Ingredients
1 cake mix
1 package green jello prepared
1 black frosting
8 licorice sticks
8 gumdrops
Directions
(once made as a tease for a woman who HATED spiders)
Take your average cake mix. Bake it up in 2 metal bowls--1 bigger
than the other. Once unmolded, cut the bigger one (the "body") in
half, horizontally. CAREFULLY scoop out an adequate cavity in each
half. FILL with well-whipped set green Jello, and reattach the
halves. Frost black, arrange on serving platter. Use licorice stix as
legs. Use 2 BIG green gumdrops and 6 little ones as eyes. When the
cake is cut into, it spurts green goop, just like a real spider when
stepped on.
Why not add a red hourglass to the back and make it toxic? ;-)
August 1994, Lars in Denmark
Servings: 1 cake
Nasty Spider Cake Recipe brought to you by Recipe Ideas
Categories: Cake; Dessert
The History of Recipes
We are able to track the history of meal recipes back into distant history, in fact as far into history as early Egypt, and maybe even further. In practice though, generally, these ancient records were just very simple hieroglyphic recipes for food preparation.

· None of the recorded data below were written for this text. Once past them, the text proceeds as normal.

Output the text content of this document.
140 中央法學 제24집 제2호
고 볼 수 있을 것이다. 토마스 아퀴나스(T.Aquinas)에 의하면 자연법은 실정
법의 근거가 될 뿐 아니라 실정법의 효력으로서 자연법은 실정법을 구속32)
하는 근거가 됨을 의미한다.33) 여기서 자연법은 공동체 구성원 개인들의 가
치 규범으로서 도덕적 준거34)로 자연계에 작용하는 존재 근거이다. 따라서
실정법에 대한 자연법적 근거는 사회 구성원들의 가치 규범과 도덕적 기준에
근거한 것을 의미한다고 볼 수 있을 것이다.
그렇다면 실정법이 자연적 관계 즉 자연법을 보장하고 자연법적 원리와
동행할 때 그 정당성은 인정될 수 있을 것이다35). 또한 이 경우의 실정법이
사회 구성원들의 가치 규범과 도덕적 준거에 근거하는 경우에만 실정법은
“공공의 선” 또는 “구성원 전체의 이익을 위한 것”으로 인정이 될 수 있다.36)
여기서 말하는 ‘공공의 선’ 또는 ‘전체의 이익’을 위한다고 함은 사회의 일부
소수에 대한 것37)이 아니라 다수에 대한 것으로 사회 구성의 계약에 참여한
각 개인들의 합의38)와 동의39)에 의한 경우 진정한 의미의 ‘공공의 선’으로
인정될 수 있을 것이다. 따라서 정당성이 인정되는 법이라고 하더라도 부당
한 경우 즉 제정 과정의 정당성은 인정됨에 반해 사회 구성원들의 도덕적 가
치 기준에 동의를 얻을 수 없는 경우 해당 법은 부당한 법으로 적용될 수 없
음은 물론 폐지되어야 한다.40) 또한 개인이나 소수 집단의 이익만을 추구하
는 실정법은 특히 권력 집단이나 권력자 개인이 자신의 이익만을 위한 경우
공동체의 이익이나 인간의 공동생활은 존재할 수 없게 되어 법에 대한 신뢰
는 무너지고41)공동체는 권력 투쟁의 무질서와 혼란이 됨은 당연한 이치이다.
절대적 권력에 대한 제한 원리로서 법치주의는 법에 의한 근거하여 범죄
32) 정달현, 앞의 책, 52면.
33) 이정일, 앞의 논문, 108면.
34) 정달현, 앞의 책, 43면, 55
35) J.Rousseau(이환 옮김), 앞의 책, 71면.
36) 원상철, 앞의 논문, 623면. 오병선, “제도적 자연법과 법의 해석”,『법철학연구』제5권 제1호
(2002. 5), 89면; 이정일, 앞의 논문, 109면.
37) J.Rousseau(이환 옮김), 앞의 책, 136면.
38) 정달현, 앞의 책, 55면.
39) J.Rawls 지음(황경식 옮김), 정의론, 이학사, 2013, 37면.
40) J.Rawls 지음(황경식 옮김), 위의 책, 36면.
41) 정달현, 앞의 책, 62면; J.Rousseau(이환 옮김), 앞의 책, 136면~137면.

The truth of the matter is, the most ancient recipe discovered, according to food historians is a series of ancient tablets in ancient Sumerian which show the preparation of bread which is then used to make a drink, quite possibly a form of beer as it is recorded as making anyone who drank it feel `wonderful`. As we move on, there are some books which appeared in the 1300s : a cookery book called `Forme of Cury`, and another, similary entitled `Curye on Inglish`. Don`t be fooled by the titles though, these books are nothing to do with the indian curry that is familiar to us all today, but instead descriptions of the types of meals enjoyed by the upper classes of the time. During the following few hundred years, the wealthy families of Europe strove to serve up the most extravagent meals, and consequentially chefs and their collection of recipes could command a high salary. Notwithstanding that, it wasn`t until the 1800s that fine cooking and recipe collections became popular. The Famous Mrs Isabella Beeton in the UK, and Fannie Merritt Farmer in the US, dedicated their lives to assembling, verifying, and publishing recipes that were common in the better off homes of the day. By the time we get to the 1900s, recipe publications are greatly in demand mostly as a result of better eduction, increased leisure time and having more money to spend. The arrival of television brought us TV chefs and the demand for the accompanying recipe books. And that neatly brings us to the present day and the invention of computers and the internet, allowing everybody to search through thousands of recipes like those on our web site. |
We hope you enjoy this Nasty Spider Cake recipe.